Educational initiatives mirror programs at Cooper Hewitt, Museum of Fine Arts, Boston, The Metropolitan Museum of Art, Pratt Institute, California Institute of the Arts, University of California, Los Angeles, University of Southern California, ArtCenter College of Design, CalArts, Rhode Island School of Design, and Yale School of Art. Public programs include artist talks, panels, workshops, and screenings featuring collaborators from Design Museum, Architectural Association School of Architecture, Institute of Contemporary Arts, London, Jewish Museum, Brooklyn Museum, New York University, Columbia University, and Harvard University. Partnerships extend to cultural producers such as LA Philharmonic, Los Angeles Opera, Getty Research Institute, Autry Museum of the American West, Natural History Museum of Los Angeles County, California African American Museum, and Skirball Cultural Center.

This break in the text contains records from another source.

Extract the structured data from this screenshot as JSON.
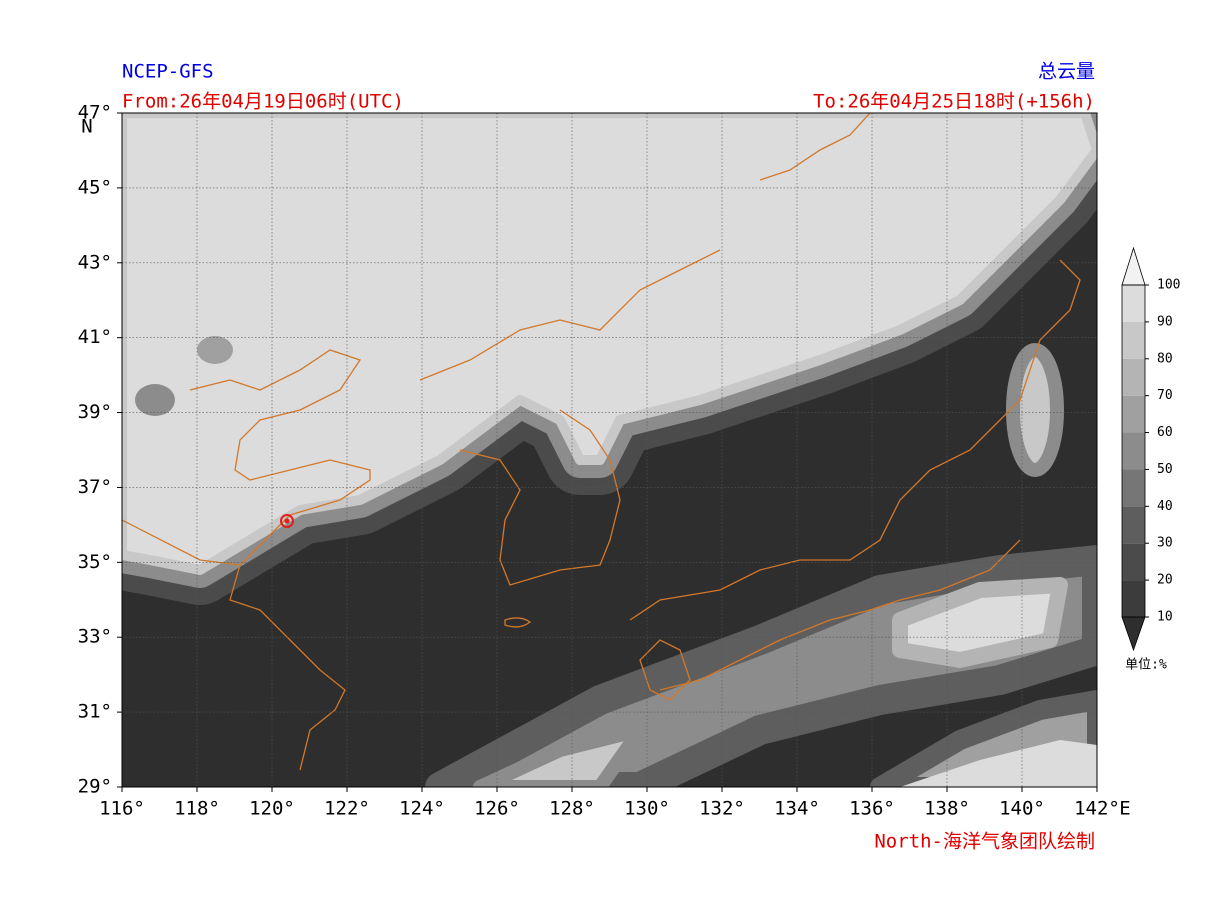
{
  "header": {
    "model": "NCEP-GFS",
    "variable": "总云量",
    "from": "From:26年04月19日06时(UTC)",
    "to": "To:26年04月25日18时(+156h)"
  },
  "map": {
    "xlim": [
      116,
      142
    ],
    "ylim": [
      29,
      47
    ],
    "xticks": [
      {
        "value": 116,
        "label": "116°"
      },
      {
        "value": 118,
        "label": "118°"
      },
      {
        "value": 120,
        "label": "120°"
      },
      {
        "value": 122,
        "label": "122°"
      },
      {
        "value": 124,
        "label": "124°"
      },
      {
        "value": 126,
        "label": "126°"
      },
      {
        "value": 128,
        "label": "128°"
      },
      {
        "value": 130,
        "label": "130°"
      },
      {
        "value": 132,
        "label": "132°"
      },
      {
        "value": 134,
        "label": "134°"
      },
      {
        "value": 136,
        "label": "136°"
      },
      {
        "value": 138,
        "label": "138°"
      },
      {
        "value": 140,
        "label": "140°"
      },
      {
        "value": 142,
        "label": "142°"
      }
    ],
    "yticks": [
      {
        "value": 29,
        "label": "29°"
      },
      {
        "value": 31,
        "label": "31°"
      },
      {
        "value": 33,
        "label": "33°"
      },
      {
        "value": 35,
        "label": "35°"
      },
      {
        "value": 37,
        "label": "37°"
      },
      {
        "value": 39,
        "label": "39°"
      },
      {
        "value": 41,
        "label": "41°"
      },
      {
        "value": 43,
        "label": "43°"
      },
      {
        "value": 45,
        "label": "45°"
      },
      {
        "value": 47,
        "label": "47°"
      }
    ],
    "x_axis_label": "E",
    "y_axis_label": "N",
    "grid": true
  },
  "colorbar": {
    "levels": [
      10,
      20,
      30,
      40,
      50,
      60,
      70,
      80,
      90,
      100
    ],
    "colors": [
      "#3c3c3c",
      "#4b4b4b",
      "#5e5e5e",
      "#767676",
      "#8c8c8c",
      "#a0a0a0",
      "#b4b4b4",
      "#c8c8c8",
      "#dcdcdc"
    ],
    "unit": "单位:%"
  },
  "credit": "North-海洋气象团队绘制"
}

Leadership comprises a director, board members, and advisory councils with connections to Helen Molesworth, Ann Philbin, Kara Walker, Thelma Golden, Michael Govan, Glenn Lowry, Emmanuel Macron—insofar as diplomatic cultural relationships have been cultivated with ministries and foundations like National Endowment for the Arts, Andrew W. Mellon Foundation, Ford Foundation, Rockefeller Foundation, Knight Foundation, Rothschild Foundation, Artforum, Frieze, and ArtReview. Governance practices reflect standards observed at Smithsonian Institution, American Alliance of Museums, International Council of Museums, Association of Art Museum Directors, and donor networks similar to those supporting Museum of Contemporary Art, Chicago and Brooklyn Academy of Music.

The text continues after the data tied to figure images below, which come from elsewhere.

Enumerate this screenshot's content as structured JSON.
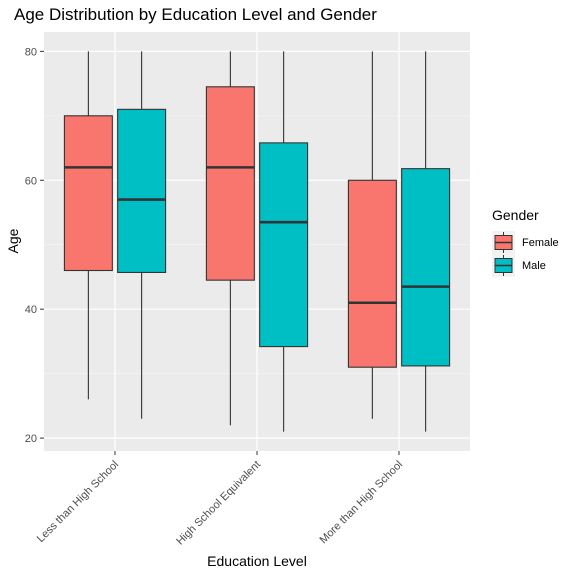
{
  "chart_data": {
    "type": "boxplot",
    "title": "Age Distribution by Education Level and Gender",
    "xlabel": "Education Level",
    "ylabel": "Age",
    "categories": [
      "Less than High School",
      "High School Equivalent",
      "More than High School"
    ],
    "ylim": [
      18,
      83
    ],
    "yticks": [
      20,
      40,
      60,
      80
    ],
    "grid": true,
    "legend": {
      "title": "Gender",
      "position": "right"
    },
    "series": [
      {
        "name": "Female",
        "color": "#F8766D",
        "boxes": [
          {
            "min": 26,
            "q1": 46,
            "median": 62,
            "q3": 70,
            "max": 80
          },
          {
            "min": 22,
            "q1": 44.5,
            "median": 62,
            "q3": 74.5,
            "max": 80
          },
          {
            "min": 23,
            "q1": 31,
            "median": 41,
            "q3": 60,
            "max": 80
          }
        ]
      },
      {
        "name": "Male",
        "color": "#00BFC4",
        "boxes": [
          {
            "min": 23,
            "q1": 45.7,
            "median": 57,
            "q3": 71,
            "max": 80
          },
          {
            "min": 21,
            "q1": 34.2,
            "median": 53.5,
            "q3": 65.8,
            "max": 80
          },
          {
            "min": 21,
            "q1": 31.2,
            "median": 43.5,
            "q3": 61.8,
            "max": 80
          }
        ]
      }
    ]
  }
}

The ICA Los Angeles pursues outreach paralleling initiatives at LACMA, Hammer Museum, The Broad, MOCA, Getty Foundation, LA Plaza de Cultura y Artes, Self Help Graphics & Art, 826LA, inner-city arts organizations, and neighborhood partners across South Los Angeles, Echo Park, Venice, Los Angeles, and Boyle Heights. Programs aim to intersect with local cultural labor markets involving galleries such as Geffen Contemporary, Bergamot Station, Night Gallery, Various Small Fires, ZOO Art Fair, PULSE Art Fair, and community festivals like LA Art Show and Día de los Muertos commemorations. The institute measures impact through attendance, commissioning outputs, residency outcomes, and collaborations with municipal entities including City of Los Angeles cultural departments and philanthropic bodies like Annenberg Foundation and California Community Foundation.